The study also looked at how customers felt about alternatives to payday loans. Even with other options available, a payday loan was deemed the best choice by respondents. Only 8 percent of survey respondents said they had no other choice. Additionally, 68 percent of borrowers preferred a payday loan over late fees, overdraft fees, or other options.
That’s less surprising when some of the alternatives are examined closely. For example, 27 percent of borrowers had pawned something of value in the past, but 31 percent decided a payday loan was a better choice. Going to a pawn shop requires having something of value that you can afford to potentially part with. Also, the rates charged by pawn brokers are very close to that of payday lenders, according to a story on NPR’s Planet Money podcast. With a payday loan however, the borrower doesn’t risk losing a valued or necessary possession.
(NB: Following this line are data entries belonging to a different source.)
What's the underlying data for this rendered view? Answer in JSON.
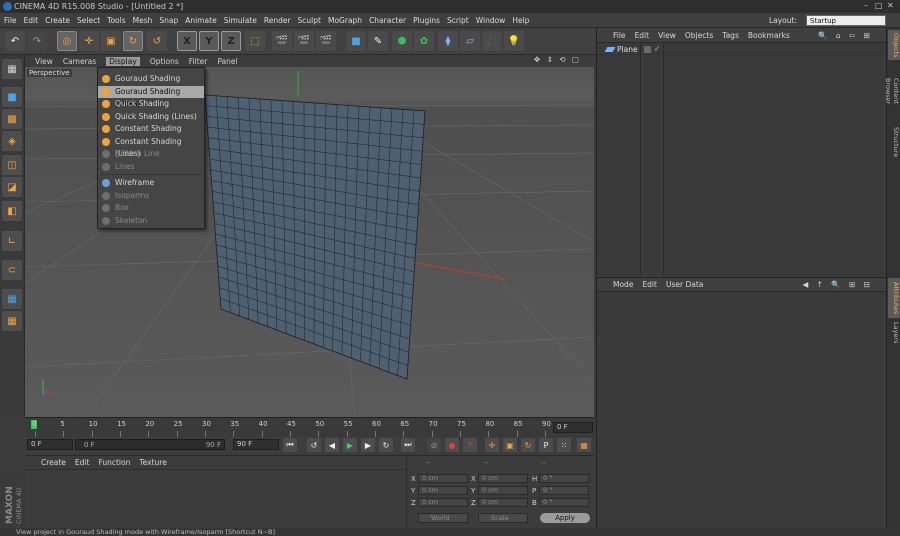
{
  "window": {
    "title": "CINEMA 4D R15.008 Studio - [Untitled 2 *]"
  },
  "menubar": {
    "items": [
      "File",
      "Edit",
      "Create",
      "Select",
      "Tools",
      "Mesh",
      "Snap",
      "Animate",
      "Simulate",
      "Render",
      "Sculpt",
      "MoGraph",
      "Character",
      "Plugins",
      "Script",
      "Window",
      "Help"
    ],
    "layout_label": "Layout:",
    "layout_value": "Startup"
  },
  "toolbar": {
    "axis_labels": [
      "X",
      "Y",
      "Z"
    ]
  },
  "viewport": {
    "menu": [
      "View",
      "Cameras",
      "Display",
      "Options",
      "Filter",
      "Panel"
    ],
    "active_menu": "Display",
    "label": "Perspective"
  },
  "display_menu": {
    "items": [
      {
        "label": "Gouraud Shading",
        "icon": "orange"
      },
      {
        "label": "Gouraud Shading (Lines)",
        "icon": "orange",
        "highlighted": true
      },
      {
        "label": "Quick Shading",
        "icon": "orange"
      },
      {
        "label": "Quick Shading (Lines)",
        "icon": "orange"
      },
      {
        "label": "Constant Shading",
        "icon": "orange"
      },
      {
        "label": "Constant Shading (Lines)",
        "icon": "orange"
      },
      {
        "label": "Hidden Line",
        "icon": "gray"
      },
      {
        "label": "Lines",
        "icon": "gray"
      },
      {
        "label": "Wireframe",
        "icon": "blue"
      },
      {
        "label": "Isoparms",
        "icon": "gray"
      },
      {
        "label": "Box",
        "icon": "gray"
      },
      {
        "label": "Skeleton",
        "icon": "gray"
      }
    ]
  },
  "timeline": {
    "ticks": [
      "0",
      "5",
      "10",
      "15",
      "20",
      "25",
      "30",
      "35",
      "40",
      "45",
      "50",
      "55",
      "60",
      "65",
      "70",
      "75",
      "80",
      "85",
      "90"
    ],
    "current_frame": "0 F"
  },
  "transport": {
    "start_field": "0 F",
    "min_field": "0 F",
    "max_field": "90 F",
    "end_field": "90 F"
  },
  "material_panel": {
    "menu": [
      "Create",
      "Edit",
      "Function",
      "Texture"
    ]
  },
  "coordinates": {
    "headers": [
      "--",
      "--",
      "--"
    ],
    "rows": [
      {
        "pos_label": "X",
        "pos": "0 cm",
        "size_label": "X",
        "size": "0 cm",
        "rot_label": "H",
        "rot": "0 °"
      },
      {
        "pos_label": "Y",
        "pos": "0 cm",
        "size_label": "Y",
        "size": "0 cm",
        "rot_label": "P",
        "rot": "0 °"
      },
      {
        "pos_label": "Z",
        "pos": "0 cm",
        "size_label": "Z",
        "size": "0 cm",
        "rot_label": "B",
        "rot": "0 °"
      }
    ],
    "world_select": "World",
    "scale_select": "Scale",
    "apply_label": "Apply"
  },
  "object_manager": {
    "menu": [
      "File",
      "Edit",
      "View",
      "Objects",
      "Tags",
      "Bookmarks"
    ],
    "object_name": "Plane"
  },
  "attribute_manager": {
    "menu": [
      "Mode",
      "Edit",
      "User Data"
    ]
  },
  "side_tabs": {
    "top": [
      "Objects",
      "Content Browser",
      "Structure"
    ],
    "bottom": [
      "Attributes",
      "Layers"
    ]
  },
  "maxon": {
    "brand": "MAXON",
    "product": "CINEMA 4D"
  },
  "status": {
    "text": "View project in Gouraud Shading  mode with Wireframe/Isoparm [Shortcut N~B]"
  },
  "colors": {
    "accent": "#f2a23a",
    "highlight": "#a9a9a9",
    "wire_blue": "#4f6070",
    "axis_red": "#c83a2a",
    "axis_green": "#3fae3f"
  }
}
Avoiding bank overdraft fees was another reason borrowers opted to take out a payday loan, though they had opted to take that hit in the past. Even with new federal regulations designed to protect consumers, overdraft fees and confusion about how they work continue to plague consumers. Many report being charged repeatedly for a single overdraft occurrence according to Bankrate.com.
Many borrowers, 67 percent of them in fact, had also cut spending in the past or done without necessities, but when faced with a new short-term financial dilemma, 59 percent opted for a payday loan.
While protecting consumers is important, those that take out payday loans are educated about the process, the cost, and the alternatives. Most view payday loans as just another arrow in their financial quiver, and prefer to have it as an option. Other studies show that there is definite need for payday loans– at least those provided by reputable lenders.
Consider the study conducted by Professor Adair Morse at the University of Chicago Booth School of Business that found payday loans served a positive purpose in areas hit by natural disasters. In areas where these short-term loans were available, disaster victims fared better than their counterparts in areas where such loans were not available.
“Right before hurricane Katrina hit, there was an individual that called in and was loading his livestock on a U-Haul,” says Stacy Link a customer service supervisor for Check ‘n Go online in Cincinnati. “As he was talking, you could hear the wind in the background. It was pretty fierce. You could hear all the livestock, so through the whole call we had all this noise interruption, but we worked it all out and were able to get him the loan and we got him the same day funding so he was able to put gas in the U-Haul, pack his family up and get to hotel.”
Another interesting finding of the study was the discovery that people in areas where payday loans were available, were less likely to have to be treated for drug and alcohol abuse. This could be due to lower levels of stress over dealing with sudden financial emergencies.
Toward that end, many argue that payday lenders should be an available option to consumers and that eliminating them as a choice for consumers in a financial bind does more harm than good. Economist Tom Lehman of the Ludwig von Mises Institute in his paper “In Defense of Payday Lending,” reasons that without the option of payday loans, strapped consumers could be driven to illegal sources for cash. Writing on the Marketplace website, he adds that while he and those who agree with him are not defending payday lenders directly, “we are, instead, defending the right of individuals to make voluntary choices in the marketplace given their unique situation. The defenders of payday lending argue that financial resources are more productively employed when they are allocated by the voluntary forces of supply and demand. Critics of payday lending mostly reject market verdicts.”